His main research interests are (new) rhetoric, cultural literacy, educational theory and arts-based research.
Rutten is the President of the Rhetoric Society of Europe (RSE) and Board member of the International Association for Cultural Studies (ACS)
Elizabeth Weiser is Associate Professor at the Department of English at the Ohio State University.
Weiser is a Burkean theorist, who studies the dynamic between identification and division as these pertain to civic life. Her book Burke, War, Words (2008) traces the development of the dialectic in dramatism as a response to war. In the book Museum Rhetoric: Building Civic Identities in National Spaces (2017) she looks at the formation of national identity in some 60 museums in 22 countries and posits a cultural nationalism that is both critical and celebratory.

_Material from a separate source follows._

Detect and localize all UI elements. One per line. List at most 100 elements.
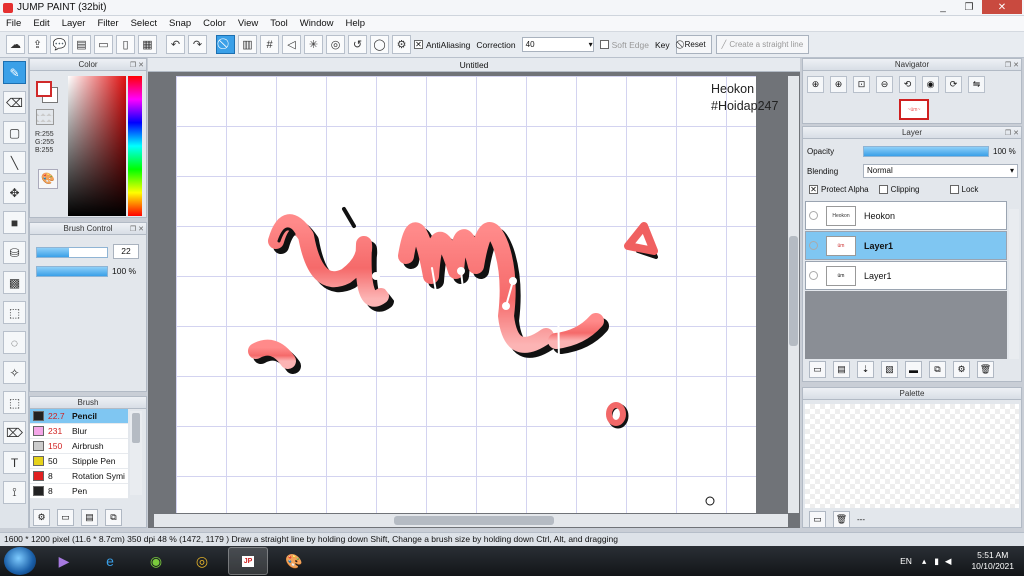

Weiser has co-edited collections in feminist historiography and audience studies and has published articles/chapters in journals and monographs in the fields of rhetoric, museum studies, linguistics and education.
She has earned a variety of awards and acknowledgements for her work and is currently serving as national treasurer of the Kenneth Burke Society. She co-coordinates the WRL concentration and the minor in professional writing on the Newark campus and directs the minor’s internship program, which focuses on service to local nonprofit organizations. Her current teaching includes courses in professional writing, rhetorical theory, stylistics and linguistics.
Christian Kock is Professor of Rhetoric at the University of Copenhagen. He has done research on political argumentation and debate, the history of rhetoric, rhetorical citizenship, credibility, journalism, literary studies, aesthetics, linguistics and writing pedagogy.
Han initiated the Academic Writing Center af the University of Copenhagen, has been a Visiting Professor at Indiana University, Bloomington, and is author, editor, co-author or co-editor of c. 20 books in rhetoric, linguistics, argumentation, journalism, political debate, and literature, as well as numerous articles for scholarly as well general audiences.
He is frequently used as a commentator on rhetoric and political debate in the media. He has chaired or served on various committees under the Ministry of Education and the Minsistry of Culture.